Although Koprowski’s team continued research, they were now trying to prove that all experimental procedures were fully transparent and conducted only when “permission of each child’s parents had been legally obtained” [18]. The selected group of sixty-one children, with no antibodies against type 2 poliomyelitis virus detected, were fed the TN strain of the virus. Some days after feeding, the virus was isolated from the stool of 29 children. No viremia nor any clinical signs of illness were observed, and specific antibody presence was evident in most of the patients.

The years 1953­–1954 were marked by intensive experimental investigations. It was becoming obvious that type 1 (so-called Brunhilde strain) was responsible for most of the cases of paralytic polio throughout the world. This is why the research was now advancing on two, interrelated roads of strains examination. Koprowski, again with Jervis and Norton, published a paper summarizing their next experiments with the TN strain of rodent-adapted poliomyelitis virus. They fed nine chimpanzees and observed that all the animals developed homotypic antibodies. Two of them became intestinal carriers of the virus and none showed clinical signs of the disease [17].

In the same year, the results of comparative studies, which included chimpanzees, cynomolgus and human subjects, were presented. As the researchers acknowledged, “It will be noticed that out of 54 human beings […] 31 became intestinal carriers and all 54 developed homologous antibodies” [18]. In the meantime, Koprowski’s team was experimenting with two laboratory virus strains (Sickles and Mahoney) “passaged together until adapted to the Swiss mouse” and then on next selected mouse group. This eventually gave the new, SM strain a subline with no virulency when rhesus and cynomolgus monkeys were target for it [22, 24]. Then they decided to push the tests further. Two human subjects with no antibodies against type 1 poliomyelitis virus present were given a mouse adapted type 1 strain, while another individual with no antibodies against types 1 and 2 detected, received mixture of mouse adapted type 1 and type 2 strains. None of them evolved clinical signs of illness or viremia. All three excreted virus in the stools [20].

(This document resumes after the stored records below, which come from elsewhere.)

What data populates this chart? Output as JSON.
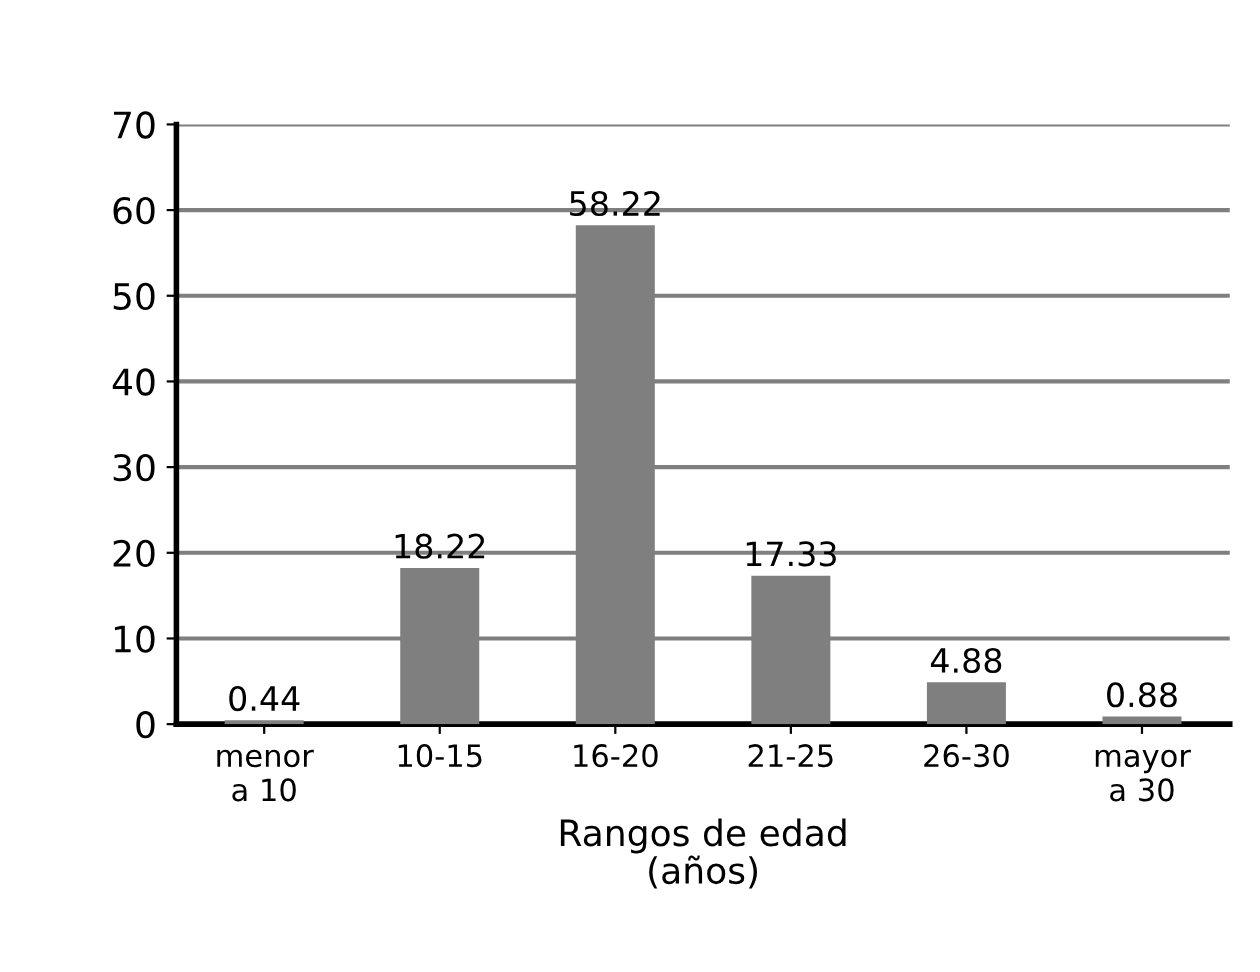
{
  "chart_data": {
    "type": "bar",
    "xlabel": "Rangos de edad\n(años)",
    "categories": [
      "menor\na 10",
      "10-15",
      "16-20",
      "21-25",
      "26-30",
      "mayor\na 30"
    ],
    "values": [
      0.44,
      18.22,
      58.22,
      17.33,
      4.88,
      0.88
    ],
    "color": "#7f7f7f",
    "ylim": [
      0,
      70
    ],
    "yticks": [
      0,
      10,
      20,
      30,
      40,
      50,
      60,
      70
    ],
    "grid": "y",
    "data_labels": true
  }
}
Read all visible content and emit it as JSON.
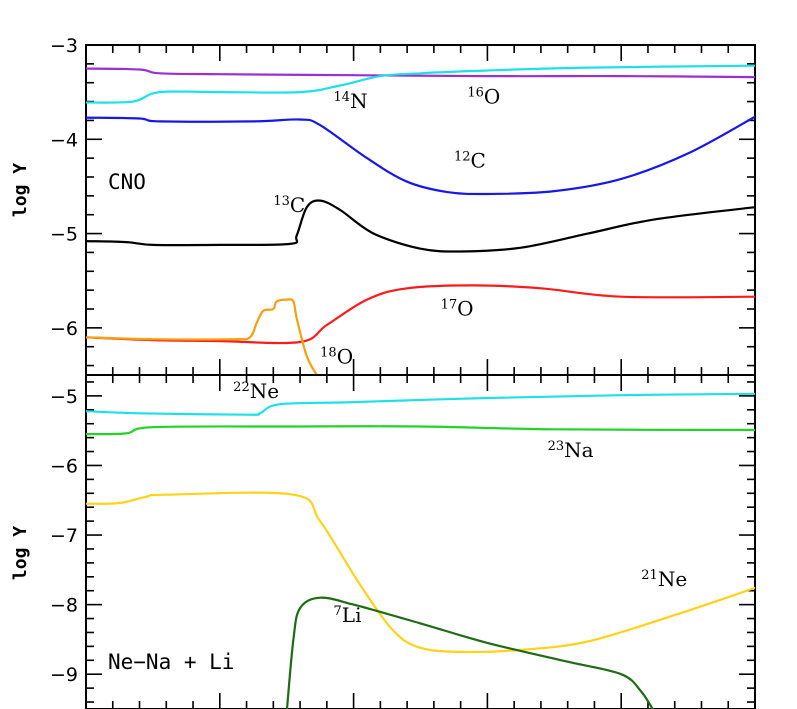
{
  "chart_data": [
    {
      "type": "line",
      "panel": "top",
      "title": "CNO",
      "ylabel": "log Y",
      "xlabel": "",
      "ylim": [
        -6.5,
        -3
      ],
      "xlim": [
        0,
        1
      ],
      "yticks": [
        -3,
        -4,
        -5,
        -6
      ],
      "ytick_labels": [
        "−3",
        "−4",
        "−5",
        "−6"
      ],
      "grid": false,
      "series": [
        {
          "label_mass": "16",
          "label_el": "O",
          "color": "#9b30d0",
          "label_pos": [
            0.57,
            -3.62
          ],
          "points": [
            [
              0,
              -3.25
            ],
            [
              0.08,
              -3.26
            ],
            [
              0.11,
              -3.3
            ],
            [
              0.2,
              -3.31
            ],
            [
              0.4,
              -3.32
            ],
            [
              0.6,
              -3.33
            ],
            [
              0.8,
              -3.33
            ],
            [
              1,
              -3.34
            ]
          ]
        },
        {
          "label_mass": "14",
          "label_el": "N",
          "color": "#1fe0e8",
          "label_pos": [
            0.37,
            -3.67
          ],
          "points": [
            [
              0,
              -3.61
            ],
            [
              0.07,
              -3.6
            ],
            [
              0.11,
              -3.5
            ],
            [
              0.2,
              -3.5
            ],
            [
              0.32,
              -3.5
            ],
            [
              0.38,
              -3.43
            ],
            [
              0.44,
              -3.33
            ],
            [
              0.5,
              -3.3
            ],
            [
              0.6,
              -3.27
            ],
            [
              0.75,
              -3.24
            ],
            [
              1,
              -3.22
            ]
          ]
        },
        {
          "label_mass": "12",
          "label_el": "C",
          "color": "#1818e6",
          "label_pos": [
            0.55,
            -4.3
          ],
          "points": [
            [
              0,
              -3.77
            ],
            [
              0.08,
              -3.78
            ],
            [
              0.11,
              -3.81
            ],
            [
              0.25,
              -3.81
            ],
            [
              0.32,
              -3.79
            ],
            [
              0.35,
              -3.85
            ],
            [
              0.42,
              -4.2
            ],
            [
              0.48,
              -4.45
            ],
            [
              0.54,
              -4.56
            ],
            [
              0.6,
              -4.58
            ],
            [
              0.7,
              -4.55
            ],
            [
              0.8,
              -4.42
            ],
            [
              0.9,
              -4.15
            ],
            [
              1,
              -3.76
            ]
          ]
        },
        {
          "label_mass": "13",
          "label_el": "C",
          "color": "#000000",
          "label_pos": [
            0.28,
            -4.77
          ],
          "points": [
            [
              0,
              -5.08
            ],
            [
              0.06,
              -5.09
            ],
            [
              0.1,
              -5.12
            ],
            [
              0.2,
              -5.12
            ],
            [
              0.305,
              -5.11
            ],
            [
              0.315,
              -5.02
            ],
            [
              0.33,
              -4.72
            ],
            [
              0.35,
              -4.65
            ],
            [
              0.38,
              -4.75
            ],
            [
              0.43,
              -5.0
            ],
            [
              0.5,
              -5.16
            ],
            [
              0.56,
              -5.19
            ],
            [
              0.65,
              -5.15
            ],
            [
              0.75,
              -5.0
            ],
            [
              0.85,
              -4.85
            ],
            [
              1,
              -4.72
            ]
          ]
        },
        {
          "label_mass": "17",
          "label_el": "O",
          "color": "#ff1a1a",
          "label_pos": [
            0.53,
            -5.87
          ],
          "points": [
            [
              0,
              -6.1
            ],
            [
              0.1,
              -6.13
            ],
            [
              0.2,
              -6.14
            ],
            [
              0.32,
              -6.15
            ],
            [
              0.36,
              -5.97
            ],
            [
              0.42,
              -5.7
            ],
            [
              0.48,
              -5.58
            ],
            [
              0.58,
              -5.55
            ],
            [
              0.68,
              -5.58
            ],
            [
              0.8,
              -5.67
            ],
            [
              1,
              -5.67
            ]
          ]
        },
        {
          "label_mass": "18",
          "label_el": "O",
          "color": "#f5a00f",
          "label_pos": [
            0.35,
            -6.38
          ],
          "points": [
            [
              0,
              -6.1
            ],
            [
              0.1,
              -6.12
            ],
            [
              0.22,
              -6.12
            ],
            [
              0.245,
              -6.1
            ],
            [
              0.255,
              -5.95
            ],
            [
              0.265,
              -5.82
            ],
            [
              0.28,
              -5.8
            ],
            [
              0.285,
              -5.72
            ],
            [
              0.3,
              -5.7
            ],
            [
              0.31,
              -5.72
            ],
            [
              0.315,
              -5.9
            ],
            [
              0.33,
              -6.3
            ],
            [
              0.345,
              -6.5
            ]
          ]
        }
      ]
    },
    {
      "type": "line",
      "panel": "bottom",
      "title": "Ne−Na + Li",
      "ylabel": "log Y",
      "xlabel": "",
      "ylim": [
        -9.5,
        -4.7
      ],
      "xlim": [
        0,
        1
      ],
      "yticks": [
        -5,
        -6,
        -7,
        -8,
        -9
      ],
      "ytick_labels": [
        "−5",
        "−6",
        "−7",
        "−8",
        "−9"
      ],
      "grid": false,
      "series": [
        {
          "label_mass": "22",
          "label_el": "Ne",
          "color": "#1fe0e8",
          "label_pos": [
            0.22,
            -5.03
          ],
          "points": [
            [
              0,
              -5.22
            ],
            [
              0.08,
              -5.25
            ],
            [
              0.24,
              -5.27
            ],
            [
              0.26,
              -5.25
            ],
            [
              0.29,
              -5.12
            ],
            [
              0.4,
              -5.09
            ],
            [
              0.6,
              -5.03
            ],
            [
              0.8,
              -4.99
            ],
            [
              1,
              -4.97
            ]
          ]
        },
        {
          "label_mass": "23",
          "label_el": "Na",
          "color": "#22d32a",
          "label_pos": [
            0.69,
            -5.88
          ],
          "points": [
            [
              0,
              -5.55
            ],
            [
              0.06,
              -5.54
            ],
            [
              0.1,
              -5.45
            ],
            [
              0.3,
              -5.44
            ],
            [
              0.5,
              -5.44
            ],
            [
              0.7,
              -5.48
            ],
            [
              1,
              -5.49
            ]
          ]
        },
        {
          "label_mass": "21",
          "label_el": "Ne",
          "color": "#ffd21a",
          "label_pos": [
            0.83,
            -7.73
          ],
          "points": [
            [
              0,
              -6.55
            ],
            [
              0.05,
              -6.54
            ],
            [
              0.09,
              -6.45
            ],
            [
              0.12,
              -6.42
            ],
            [
              0.31,
              -6.42
            ],
            [
              0.35,
              -6.8
            ],
            [
              0.41,
              -7.72
            ],
            [
              0.46,
              -8.38
            ],
            [
              0.5,
              -8.62
            ],
            [
              0.56,
              -8.68
            ],
            [
              0.65,
              -8.65
            ],
            [
              0.75,
              -8.53
            ],
            [
              0.88,
              -8.15
            ],
            [
              1,
              -7.76
            ]
          ]
        },
        {
          "label_mass": "7",
          "label_el": "Li",
          "color": "#1d6b12",
          "label_pos": [
            0.37,
            -8.25
          ],
          "points": [
            [
              0.3,
              -9.55
            ],
            [
              0.31,
              -8.5
            ],
            [
              0.32,
              -8.05
            ],
            [
              0.35,
              -7.9
            ],
            [
              0.4,
              -8.0
            ],
            [
              0.5,
              -8.27
            ],
            [
              0.6,
              -8.55
            ],
            [
              0.72,
              -8.82
            ],
            [
              0.8,
              -9.0
            ],
            [
              0.83,
              -9.25
            ],
            [
              0.85,
              -9.55
            ]
          ]
        }
      ]
    }
  ]
}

A year later, Koprowski was trying to argue that his OPV can produce antibodies for both types of poliovirus in humans [14]. In 1956 Koprowski’s team summarized the results of the clinical tests, in which a group of 225 human individuals was subject of investigation. Some of them received SM (type 1) poliomyelitis virus, which was given to them in capsules, others were given TN (type 2) virus in milk suspension. The antibodies were, as it was observed already previously, clearly emerging in all cases. None of the patients developed the typical sings of illness after ingesting the living poliomyelitis virus [23], which again confirmed the efficiency of Koprowski’s OPV [22]. No side effects were detected [28].

It can be estimated that the first attempt to develop a live-virus polio vaccine was completed [3]. The effectiveness of Koprowski’s vaccine was first tested on a larger scale in Kongo, Africa [26, 31] and in Poland [32], in both cases with positive results.

In United States, however, there was strong reserve towards Koprowski’s vaccine model, which in consequence led to the introduction of Jonas Salk’s vaccine, accepted in the USA in 1955, and Albert Sabin’s – another Polish-born researcher of Jewish descent ­– vaccine in 1961.